In his new music, Hozier grapples with this tension of struggle, versus surrender, in the face of a deluge with the help of a few canonical references. The forthcoming late summer album, Unreal Unearth, is thematically arranged according to the nine circles of hell in Dante’s Inferno; on the EP—the album’s “sampler platter”—you get a taste of circle three (“Eat Your Young”) and six (“All Things End”). The track “Through Me (The Flood)” draws specifically from the passage where Beatrice comes in to help, which he swears is a scene that’s as funny as it is lyrical. “But do you not see?” My lunch companion recalls, “Do you not hear one to rise above the common crowd for you? Do you not see how he is assailed by a flood of death no ocean on earth can boast the power to surpass?" He remembers feeling preoccupied, too, by the flood imagery in Ovid’s Metamorphoses: “It’s sort of surreal, he talks about how dolphins are swimming through trees as a baffled tiger swims above a farmyard—this weird idea of like, an old world rests below a new world,” he explains dreamily, spidering his hands out on the white tablecloth as if we’re plotting a siege. So, yes, while you were off unsuccessfully bread-making and Netflix-bingeing, Hozier got really into epic poetry. 

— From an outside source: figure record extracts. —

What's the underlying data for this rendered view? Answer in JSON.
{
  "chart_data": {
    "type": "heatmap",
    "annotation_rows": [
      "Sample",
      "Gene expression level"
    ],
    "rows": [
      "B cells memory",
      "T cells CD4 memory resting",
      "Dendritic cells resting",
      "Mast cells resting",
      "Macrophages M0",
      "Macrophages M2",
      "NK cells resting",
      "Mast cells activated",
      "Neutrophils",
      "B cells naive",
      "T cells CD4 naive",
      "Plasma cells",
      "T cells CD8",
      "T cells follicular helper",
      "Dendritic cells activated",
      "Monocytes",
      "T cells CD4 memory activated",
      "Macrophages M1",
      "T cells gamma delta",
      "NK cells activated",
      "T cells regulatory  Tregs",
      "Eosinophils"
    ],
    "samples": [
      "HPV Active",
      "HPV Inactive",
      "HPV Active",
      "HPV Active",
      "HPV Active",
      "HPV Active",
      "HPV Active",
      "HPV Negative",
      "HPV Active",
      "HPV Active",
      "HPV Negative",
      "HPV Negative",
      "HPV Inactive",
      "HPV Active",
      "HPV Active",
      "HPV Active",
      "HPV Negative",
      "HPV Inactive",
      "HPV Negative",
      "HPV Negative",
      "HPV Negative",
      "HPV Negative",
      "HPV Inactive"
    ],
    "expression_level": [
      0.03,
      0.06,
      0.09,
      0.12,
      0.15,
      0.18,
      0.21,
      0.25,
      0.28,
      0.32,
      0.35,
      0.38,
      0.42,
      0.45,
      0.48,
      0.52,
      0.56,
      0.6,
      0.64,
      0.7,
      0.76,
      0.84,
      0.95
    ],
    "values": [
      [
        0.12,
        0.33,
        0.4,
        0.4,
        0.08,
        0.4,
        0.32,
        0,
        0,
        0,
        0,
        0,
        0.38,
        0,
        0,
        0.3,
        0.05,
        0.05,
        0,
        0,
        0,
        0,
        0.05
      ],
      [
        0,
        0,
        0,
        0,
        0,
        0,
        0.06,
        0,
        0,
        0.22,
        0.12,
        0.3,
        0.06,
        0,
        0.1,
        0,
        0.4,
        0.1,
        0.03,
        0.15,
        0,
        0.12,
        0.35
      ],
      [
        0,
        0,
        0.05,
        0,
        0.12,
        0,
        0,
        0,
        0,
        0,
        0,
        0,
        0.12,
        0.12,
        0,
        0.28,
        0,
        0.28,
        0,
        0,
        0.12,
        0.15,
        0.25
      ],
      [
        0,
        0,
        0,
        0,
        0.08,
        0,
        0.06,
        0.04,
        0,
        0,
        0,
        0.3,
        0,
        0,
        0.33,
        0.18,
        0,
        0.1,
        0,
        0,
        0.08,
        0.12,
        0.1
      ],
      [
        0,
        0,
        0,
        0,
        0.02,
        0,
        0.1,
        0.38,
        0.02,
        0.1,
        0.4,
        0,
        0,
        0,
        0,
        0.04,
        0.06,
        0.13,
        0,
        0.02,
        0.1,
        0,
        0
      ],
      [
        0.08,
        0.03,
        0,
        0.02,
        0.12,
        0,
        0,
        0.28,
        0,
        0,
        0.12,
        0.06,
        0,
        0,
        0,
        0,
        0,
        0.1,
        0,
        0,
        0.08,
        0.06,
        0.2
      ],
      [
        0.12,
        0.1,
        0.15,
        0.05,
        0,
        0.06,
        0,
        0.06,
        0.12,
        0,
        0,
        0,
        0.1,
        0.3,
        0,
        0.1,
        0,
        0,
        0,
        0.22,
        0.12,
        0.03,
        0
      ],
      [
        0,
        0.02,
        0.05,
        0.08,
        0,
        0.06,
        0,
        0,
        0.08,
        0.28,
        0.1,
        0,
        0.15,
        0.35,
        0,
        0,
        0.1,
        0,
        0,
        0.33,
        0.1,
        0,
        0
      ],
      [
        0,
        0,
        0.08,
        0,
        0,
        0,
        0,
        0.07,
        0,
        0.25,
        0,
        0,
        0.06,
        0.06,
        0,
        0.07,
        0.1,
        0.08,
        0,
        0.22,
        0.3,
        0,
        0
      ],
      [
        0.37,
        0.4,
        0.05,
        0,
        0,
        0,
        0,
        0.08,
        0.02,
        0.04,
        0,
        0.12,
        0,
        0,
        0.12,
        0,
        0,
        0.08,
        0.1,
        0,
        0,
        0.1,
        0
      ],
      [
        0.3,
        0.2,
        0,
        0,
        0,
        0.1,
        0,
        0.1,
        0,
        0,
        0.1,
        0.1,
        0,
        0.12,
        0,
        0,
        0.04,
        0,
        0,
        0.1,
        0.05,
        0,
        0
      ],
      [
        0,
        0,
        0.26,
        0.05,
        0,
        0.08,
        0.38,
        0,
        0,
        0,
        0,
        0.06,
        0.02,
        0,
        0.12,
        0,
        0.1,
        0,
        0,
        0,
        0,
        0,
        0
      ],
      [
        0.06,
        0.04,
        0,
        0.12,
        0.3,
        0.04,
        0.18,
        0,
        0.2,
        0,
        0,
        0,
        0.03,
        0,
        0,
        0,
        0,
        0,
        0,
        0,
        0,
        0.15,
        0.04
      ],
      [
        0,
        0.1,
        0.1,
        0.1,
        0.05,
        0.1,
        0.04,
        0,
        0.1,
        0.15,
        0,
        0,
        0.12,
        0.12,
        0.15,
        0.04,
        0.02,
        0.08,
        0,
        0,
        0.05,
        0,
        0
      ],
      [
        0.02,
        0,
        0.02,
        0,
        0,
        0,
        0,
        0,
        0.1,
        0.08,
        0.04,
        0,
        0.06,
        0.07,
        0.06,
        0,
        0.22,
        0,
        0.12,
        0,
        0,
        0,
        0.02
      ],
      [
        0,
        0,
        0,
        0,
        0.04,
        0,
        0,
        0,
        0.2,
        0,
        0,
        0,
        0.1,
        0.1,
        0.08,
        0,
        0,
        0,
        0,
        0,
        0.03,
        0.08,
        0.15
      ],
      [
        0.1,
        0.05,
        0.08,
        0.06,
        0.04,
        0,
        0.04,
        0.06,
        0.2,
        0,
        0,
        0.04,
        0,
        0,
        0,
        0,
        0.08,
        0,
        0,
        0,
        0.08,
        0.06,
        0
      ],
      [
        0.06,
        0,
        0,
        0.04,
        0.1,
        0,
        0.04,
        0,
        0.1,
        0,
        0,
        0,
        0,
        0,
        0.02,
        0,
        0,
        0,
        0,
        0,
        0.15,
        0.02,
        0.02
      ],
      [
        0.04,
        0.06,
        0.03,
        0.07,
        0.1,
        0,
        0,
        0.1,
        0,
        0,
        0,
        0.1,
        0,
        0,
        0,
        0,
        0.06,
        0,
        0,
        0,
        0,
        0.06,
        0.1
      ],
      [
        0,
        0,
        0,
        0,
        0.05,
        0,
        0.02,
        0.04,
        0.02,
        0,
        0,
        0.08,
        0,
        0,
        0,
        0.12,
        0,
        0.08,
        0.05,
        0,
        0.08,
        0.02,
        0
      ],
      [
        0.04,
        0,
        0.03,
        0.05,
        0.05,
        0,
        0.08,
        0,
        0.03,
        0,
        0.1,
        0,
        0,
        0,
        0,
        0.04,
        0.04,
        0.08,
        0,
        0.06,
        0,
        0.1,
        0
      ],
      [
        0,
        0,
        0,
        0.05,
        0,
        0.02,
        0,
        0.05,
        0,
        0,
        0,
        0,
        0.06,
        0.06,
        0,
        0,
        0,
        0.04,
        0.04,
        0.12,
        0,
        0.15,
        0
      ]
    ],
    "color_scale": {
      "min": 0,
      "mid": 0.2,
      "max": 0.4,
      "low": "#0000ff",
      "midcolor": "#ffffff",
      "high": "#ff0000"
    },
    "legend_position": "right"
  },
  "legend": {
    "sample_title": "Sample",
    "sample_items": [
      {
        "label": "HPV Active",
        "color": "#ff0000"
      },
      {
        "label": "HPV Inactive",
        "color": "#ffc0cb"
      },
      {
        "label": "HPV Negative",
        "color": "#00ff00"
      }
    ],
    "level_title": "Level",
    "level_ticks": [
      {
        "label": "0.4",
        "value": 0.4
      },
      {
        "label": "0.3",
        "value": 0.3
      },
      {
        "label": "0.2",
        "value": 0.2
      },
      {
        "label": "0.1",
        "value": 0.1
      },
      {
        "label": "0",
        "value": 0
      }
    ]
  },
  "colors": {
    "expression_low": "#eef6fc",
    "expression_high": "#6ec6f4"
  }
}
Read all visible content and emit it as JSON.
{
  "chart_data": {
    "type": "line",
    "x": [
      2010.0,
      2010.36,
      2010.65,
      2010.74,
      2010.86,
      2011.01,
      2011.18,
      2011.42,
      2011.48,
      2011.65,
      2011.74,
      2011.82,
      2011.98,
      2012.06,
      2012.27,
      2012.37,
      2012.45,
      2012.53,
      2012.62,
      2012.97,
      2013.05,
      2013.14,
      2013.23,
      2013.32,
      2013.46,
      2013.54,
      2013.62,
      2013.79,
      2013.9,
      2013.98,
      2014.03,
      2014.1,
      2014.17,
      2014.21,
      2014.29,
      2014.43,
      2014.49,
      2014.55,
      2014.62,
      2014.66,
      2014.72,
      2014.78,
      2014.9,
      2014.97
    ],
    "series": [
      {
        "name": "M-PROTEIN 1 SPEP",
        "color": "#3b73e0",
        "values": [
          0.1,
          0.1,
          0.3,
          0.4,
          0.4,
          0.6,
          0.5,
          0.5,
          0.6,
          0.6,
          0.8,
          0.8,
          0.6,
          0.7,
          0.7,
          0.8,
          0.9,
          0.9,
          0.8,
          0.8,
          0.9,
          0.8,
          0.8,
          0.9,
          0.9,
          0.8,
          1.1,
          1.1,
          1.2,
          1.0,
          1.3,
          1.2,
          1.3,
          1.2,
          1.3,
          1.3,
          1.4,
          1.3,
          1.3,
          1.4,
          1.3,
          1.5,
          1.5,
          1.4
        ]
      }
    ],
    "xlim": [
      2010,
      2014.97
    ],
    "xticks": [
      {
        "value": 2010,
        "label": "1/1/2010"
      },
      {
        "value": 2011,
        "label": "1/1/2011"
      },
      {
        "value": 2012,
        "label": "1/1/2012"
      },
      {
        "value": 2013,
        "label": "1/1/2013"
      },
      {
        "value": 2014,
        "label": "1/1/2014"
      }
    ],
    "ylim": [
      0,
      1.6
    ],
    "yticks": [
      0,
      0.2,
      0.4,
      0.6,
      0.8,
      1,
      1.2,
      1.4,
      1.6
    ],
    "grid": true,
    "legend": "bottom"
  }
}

For Hozier’s most online legion of fans, who have elected him resident “forest king” and “bog god,” the potent combo of his lyricism and a mild-mannered persona that’s prone to earnestly reading aloud on IG Live, or posting about how much he wept watching Aftersun on the plane (“It was devastating!” he insists) has cracked the code for a hyperbolically wholesome devotion. On social media, the idea of Hozier hovers some place between celebrity and meme, a beacon of nontoxic masculinity and ancient mystical being (which, on the internet, might be one and the same); there’s a comment on a popular 2020 video of one of his acapella performances where someone wrote, “This is what I hear in the wind when I’m walking in a forest at night beckoning me to go deeper into the trees and I do.” A whole TikTok theory exists about the uncanny sonic similarities between him and Dolly Parton. And, I regret to inform you, he sees it all. 

“It’s kind of an impossible situation,” he says with a laugh. “Sometimes I feel quite seen when I’m sort of getting roasted in a gentle, nice way—that nightcap and gown and candle, living in a spooky Victorian mansion type of thing.” Other times, the parasocial ardor and cottage core obsession does overwhelm, but Hozier has at least figured out what his more posting-disease-afflicted peers in the industry haven’t, which is to let a little sense of mystery work for you. “If I keep a sense of distance on social media, it’s not to maintain that sort of mystique, it’s just better for my mental health,” he says. “But I do enjoy what people plant in that negative space.”

But it’s not all in our head: Before we go, I want to press once more at this whole poetry-lover bit, so I ask for a reading recommendation. But this being a man professionally, perhaps metaphysically foresworn to the audio experience, Hozier pulls up the Poetry Unbound podcast page on his phone and tells me about a Robert Pinsky quote he loves about how poetry’s real medium is not the page. “I think that’s a beautiful thought, that the actual body and the throat and the mouth and the lungs are the medium of the poet’s work,” he muses. I’m instructed to start with “My Mother’s Body,” by Marie Howe. “I hope you’ll enjoy it. You can sit in the bath with it and just listen,” Hozier adds before disappearing out into the snow.